Moyer is the long-time citizen caretaker of the neighborhood green-space and the nearby war memorial. He has tended it for decades on his own time, paying for supplies with his own money.
“I’ve always taken quite a bit of pride in my neighborhood,” said Moyer as he got ready to spruce up the park for the weekend. “My whole life has been in this town.”
Moyer often refers to Wissahickon as “this town”. His civic spirit is a perfect fit in a community that came together to build LaNoce Park in the 1980s and the war memorial in the 1930s.
LaNoce Park
Before there was LaNoce Park, Wissahickon Elementary stood on the site. Moyer, who went to St. John’s, had a job delivering milk there as a kid. By the 1970s, the school was abandoned and it caught fire, leaving a patch of blight.
Shortly after the debris was cleared, Moyer and other neighbors hatched a plan to beautify the space. They planted trees and grass and lobbied the city to get the property transferred from the school board to the parks department. Impressed by their efforts, they gained the support of City Councilman Al Perleman and Mayor Wilson Goode.

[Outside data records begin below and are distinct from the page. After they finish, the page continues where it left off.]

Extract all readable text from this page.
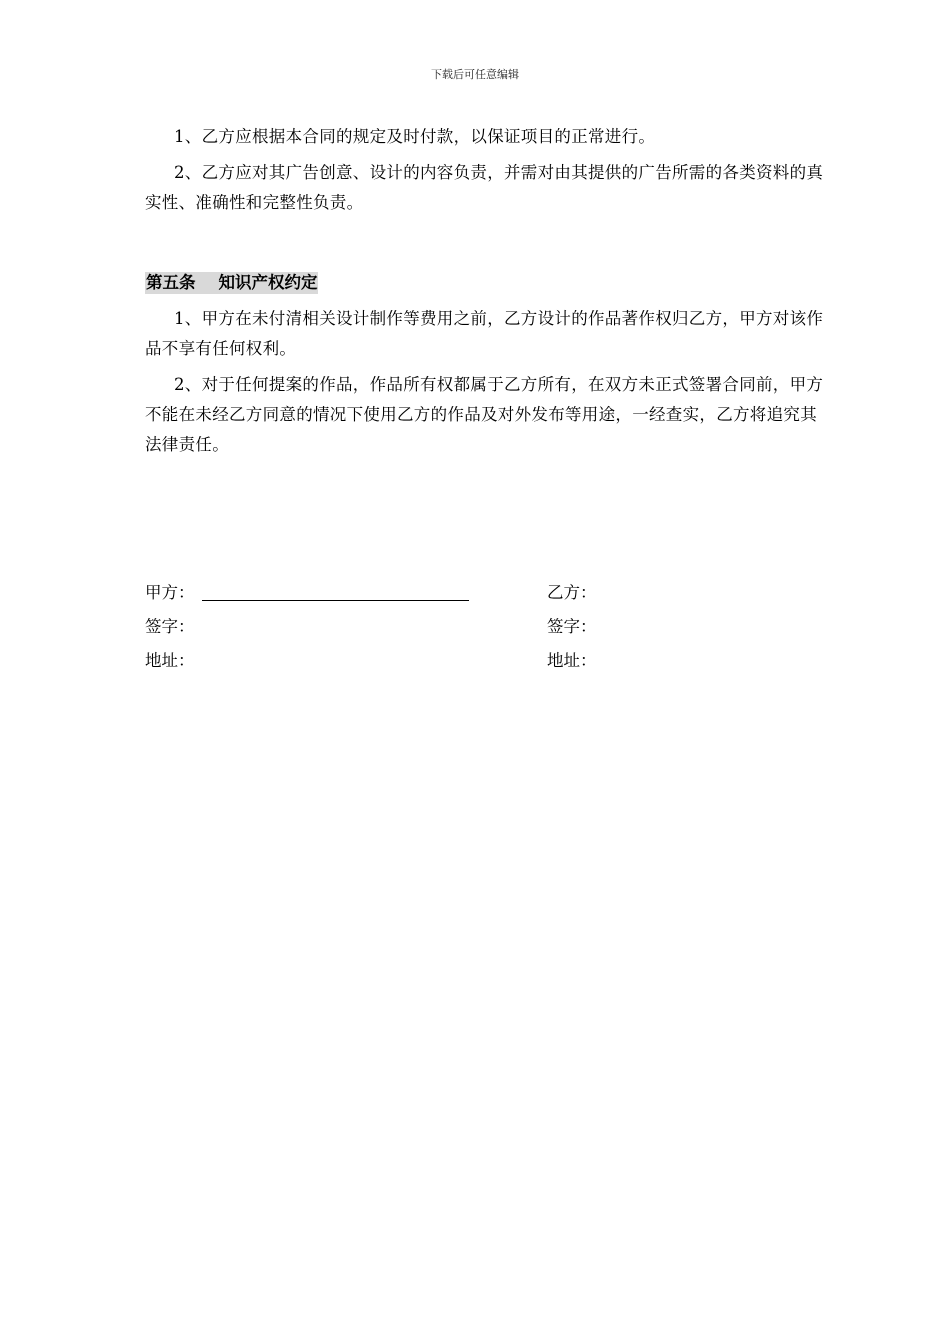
下载后可任意编辑

1、乙方应根据本合同的规定及时付款，以保证项目的正常进行。

2、乙方应对其广告创意、设计的内容负责，并需对由其提供的广告所需的各类资料的真实性、准确性和完整性负责。

第五条    知识产权约定

1、甲方在未付清相关设计制作等费用之前，乙方设计的作品著作权归乙方，甲方对该作品不享有任何权利。

2、对于任何提案的作品，作品所有权都属于乙方所有，在双方未正式签署合同前，甲方不能在未经乙方同意的情况下使用乙方的作品及对外发布等用途，一经查实，乙方将追究其法律责任。

甲方：	乙方：
签字：	签字：
地址：	地址：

In 1984, LaNoce Park was dedicated to the delight of residents with the mayor in attendance.
Goode was “like a hero,” recalled Chip Roller of the Wissahickon Interested Citizens Association. “There were lines to shake his hand.”

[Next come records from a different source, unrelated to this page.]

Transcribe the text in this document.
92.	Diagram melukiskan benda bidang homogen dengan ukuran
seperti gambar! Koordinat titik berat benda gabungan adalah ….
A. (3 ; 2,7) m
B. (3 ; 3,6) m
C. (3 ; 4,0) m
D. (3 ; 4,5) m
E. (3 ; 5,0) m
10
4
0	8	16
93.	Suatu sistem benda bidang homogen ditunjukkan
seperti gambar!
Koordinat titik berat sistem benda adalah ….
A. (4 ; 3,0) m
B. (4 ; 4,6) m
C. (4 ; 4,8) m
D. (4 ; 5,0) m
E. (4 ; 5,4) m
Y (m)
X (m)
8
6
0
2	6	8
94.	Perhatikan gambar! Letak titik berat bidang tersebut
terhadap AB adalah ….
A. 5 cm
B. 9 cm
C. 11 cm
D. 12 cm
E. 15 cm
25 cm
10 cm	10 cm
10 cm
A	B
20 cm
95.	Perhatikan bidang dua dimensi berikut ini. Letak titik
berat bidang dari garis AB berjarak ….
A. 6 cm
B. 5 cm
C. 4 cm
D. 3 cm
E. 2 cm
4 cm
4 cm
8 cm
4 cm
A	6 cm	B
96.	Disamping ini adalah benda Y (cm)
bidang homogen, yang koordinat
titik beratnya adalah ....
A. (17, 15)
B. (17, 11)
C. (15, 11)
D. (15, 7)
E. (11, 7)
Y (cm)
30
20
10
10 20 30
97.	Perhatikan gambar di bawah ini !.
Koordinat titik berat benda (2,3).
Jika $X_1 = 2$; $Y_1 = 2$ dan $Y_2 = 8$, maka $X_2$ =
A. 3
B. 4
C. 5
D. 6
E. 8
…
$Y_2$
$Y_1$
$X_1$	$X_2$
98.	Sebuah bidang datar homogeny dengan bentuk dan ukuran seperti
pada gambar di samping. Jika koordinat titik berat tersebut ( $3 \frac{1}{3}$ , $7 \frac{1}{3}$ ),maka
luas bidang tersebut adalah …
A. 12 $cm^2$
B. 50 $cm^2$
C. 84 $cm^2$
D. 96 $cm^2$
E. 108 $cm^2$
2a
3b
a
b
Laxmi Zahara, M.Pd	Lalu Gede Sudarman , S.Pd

Meanwhile, Moyer quietly continued to take care of the park. When city resources are few, he steps in. For years, he did so with a push mower. “I was in good shape,” he laughed. Now he has a gas mower, weed wackers, and other equipment.

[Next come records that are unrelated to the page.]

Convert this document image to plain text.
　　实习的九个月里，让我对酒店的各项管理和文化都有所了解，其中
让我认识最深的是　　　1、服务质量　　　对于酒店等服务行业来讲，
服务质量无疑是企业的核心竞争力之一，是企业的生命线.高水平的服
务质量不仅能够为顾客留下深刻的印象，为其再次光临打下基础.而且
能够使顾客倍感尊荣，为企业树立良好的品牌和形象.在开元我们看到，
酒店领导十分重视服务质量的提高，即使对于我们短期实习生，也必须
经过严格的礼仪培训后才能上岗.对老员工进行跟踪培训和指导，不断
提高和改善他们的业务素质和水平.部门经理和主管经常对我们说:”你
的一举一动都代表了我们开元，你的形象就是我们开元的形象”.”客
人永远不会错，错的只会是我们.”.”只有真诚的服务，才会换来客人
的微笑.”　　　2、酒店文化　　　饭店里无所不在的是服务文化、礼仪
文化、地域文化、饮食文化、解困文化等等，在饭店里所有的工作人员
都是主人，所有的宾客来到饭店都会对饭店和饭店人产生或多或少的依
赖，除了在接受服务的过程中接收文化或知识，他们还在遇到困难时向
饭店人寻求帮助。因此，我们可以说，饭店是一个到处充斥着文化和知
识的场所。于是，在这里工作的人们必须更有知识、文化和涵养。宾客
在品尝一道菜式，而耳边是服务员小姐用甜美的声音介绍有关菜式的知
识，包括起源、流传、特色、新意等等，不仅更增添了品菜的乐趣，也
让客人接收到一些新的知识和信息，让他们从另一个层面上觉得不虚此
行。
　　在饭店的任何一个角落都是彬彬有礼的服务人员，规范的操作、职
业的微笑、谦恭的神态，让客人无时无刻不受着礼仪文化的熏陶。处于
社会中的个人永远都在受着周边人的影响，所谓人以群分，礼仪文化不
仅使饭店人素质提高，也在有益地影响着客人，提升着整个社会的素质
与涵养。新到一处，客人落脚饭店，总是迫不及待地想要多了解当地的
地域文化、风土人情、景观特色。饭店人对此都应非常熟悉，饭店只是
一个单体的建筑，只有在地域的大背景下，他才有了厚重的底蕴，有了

The Wissahickon War Memorial
Originally just an honor roll at Sumac Street and Manayunk Avenue that listed the names of area vets from the WWI, In the late 1930’s the memorial was enlarged and moved down the block to its current location on Rochelle Avenue, across from the train station. A now defunct Wissahickon Memorial Association helped raise funds for the addition of monuments for veterans of World War II, Korea, and Vietnam.
It has grown still bigger and more elaborate, largely due to the efforts of Moyer and other neighborhood supporters. Moyer plants flowers, cuts the grass, puts out flags and Christmas lights. He helps organize the neighborhood Memorial Day parade that climaxes with a ceremony at the monument.
For years, Moyer got Ed Rendell to attend the parade and once managed to get a tank to drive to the monument as part of the festivities. “I called the police and told them I was going to have a big piece of equipment come through and they said alright,” he recalled. After they saw the tank, however, they asked that he not make it a yearly tradition.
His efforts have not gone unappreciated. In 2006, neighbors planted a tree in his honor and put up a plaque in gratitude for his service. Then councilman Michael Nutter sent an aide to the ceremony, but Moyer is modest and his daughter had to concoct a ruse to get him there for fear that he wouldn’t come.
Moyer is quick to point out that a lot of people worked to get the park and maintain it. Concerned citizens have written grants and worked with city officials. He singles out Ed LaSota, who he worked with on the park and has since passed away like so many of the vets that helped with the war memorial.
Moyer doesn’t work for admiration. “To me, the plaque meant that people were interested in the park,” he said, and that is where he gets his satisfaction.